Report: Minority Entrepreneurs Must Jump More Hurdles
Minority entrepreneurs who feel their road to success is more difficult than others may not be imagining things.
Sterling Bone, an assistant professor at the Jon M. Huntsman School of Business at Utah State University, said research he has completed shows that entrepreneurs who are minorities face more obstacles to success and deal with the rejection they sometimes experience differently than their Caucasian counterparts.
Bone's conclusions were recently published in the Journal of Consumer Research, a top academic publication. He collaborated on the paper with Glenn L. Christensen, Garrett Research Fellow, and associate professor of marketing at the Marriott School of Management at Brigham Young University, and Jerome D. Williams, the Prudential Chair in Business and research director of the Center of Urban Entrepreneurship & Economic Development at Rutgers University.

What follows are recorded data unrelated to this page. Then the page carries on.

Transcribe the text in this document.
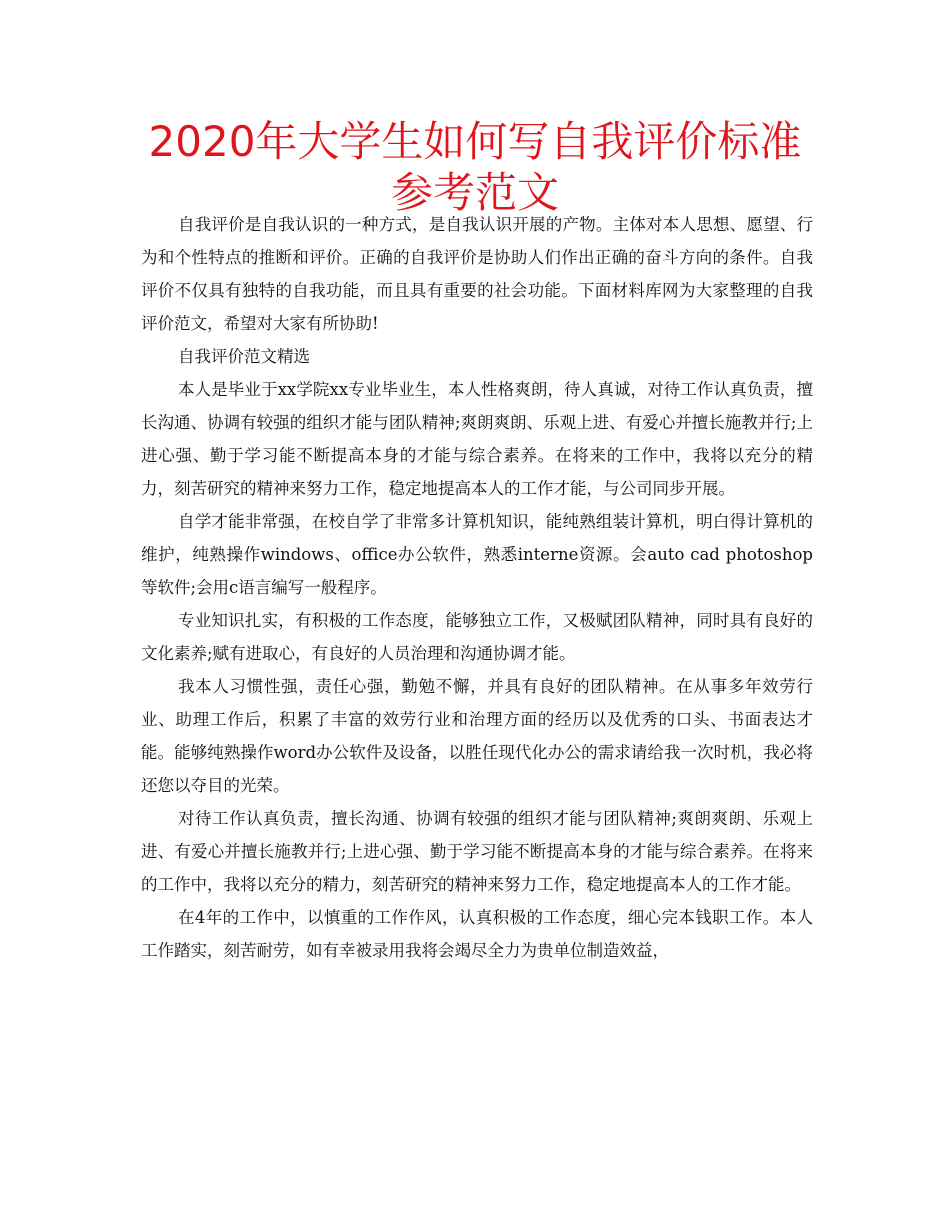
2020年大学生如何写自我评价标准参考范文

自我评价是自我认识的一种方式，是自我认识开展的产物。主体对本人思想、愿望、行为和个性特点的推断和评价。正确的自我评价是协助人们作出正确的奋斗方向的条件。自我评价不仅具有独特的自我功能，而且具有重要的社会功能。下面材料库网为大家整理的自我评价范文，希望对大家有所协助!

自我评价范文精选

本人是毕业于xx学院xx专业毕业生，本人性格爽朗，待人真诚，对待工作认真负责，擅长沟通、协调有较强的组织才能与团队精神;爽朗爽朗、乐观上进、有爱心并擅长施教并行;上进心强、勤于学习能不断提高本身的才能与综合素养。在将来的工作中，我将以充分的精力，刻苦研究的精神来努力工作，稳定地提高本人的工作才能，与公司同步开展。

自学才能非常强，在校自学了非常多计算机知识，能纯熟组装计算机，明白得计算机的维护，纯熟操作windows、office办公软件，熟悉interne资源。会auto cad photoshop 等软件;会用c语言编写一般程序。

专业知识扎实，有积极的工作态度，能够独立工作，又极赋团队精神，同时具有良好的文化素养;赋有进取心，有良好的人员治理和沟通协调才能。

我本人习惯性强，责任心强，勤勉不懈，并具有良好的团队精神。在从事多年效劳行业、助理工作后，积累了丰富的效劳行业和治理方面的经历以及优秀的口头、书面表达才能。能够纯熟操作word办公软件及设备，以胜任现代化办公的需求请给我一次时机，我必将还您以夺目的光荣。

对待工作认真负责，擅长沟通、协调有较强的组织才能与团队精神;爽朗爽朗、乐观上进、有爱心并擅长施教并行;上进心强、勤于学习能不断提高本身的才能与综合素养。在将来的工作中，我将以充分的精力，刻苦研究的精神来努力工作，稳定地提高本人的工作才能。

在4年的工作中，以慎重的工作作风，认真积极的工作态度，细心完本钱职工作。本人工作踏实，刻苦耐劳，如有幸被录用我将会竭尽全力为贵单位制造效益，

Their research included sending "mystery shoppers" to banks seeking information about loans. They also did in-depth interviews with 39 people who already own small businesses in the United States about their work and the obstacles they have faced. Their research included conducting an experiment that asked minority and nonminority consumers to apply for a loan and asked them how they felt about themselves before and then after they were rejected.
People often refer to this nation as a land of opportunity, Bone said, but the truth is the opportunities are very different for some people just because of their race.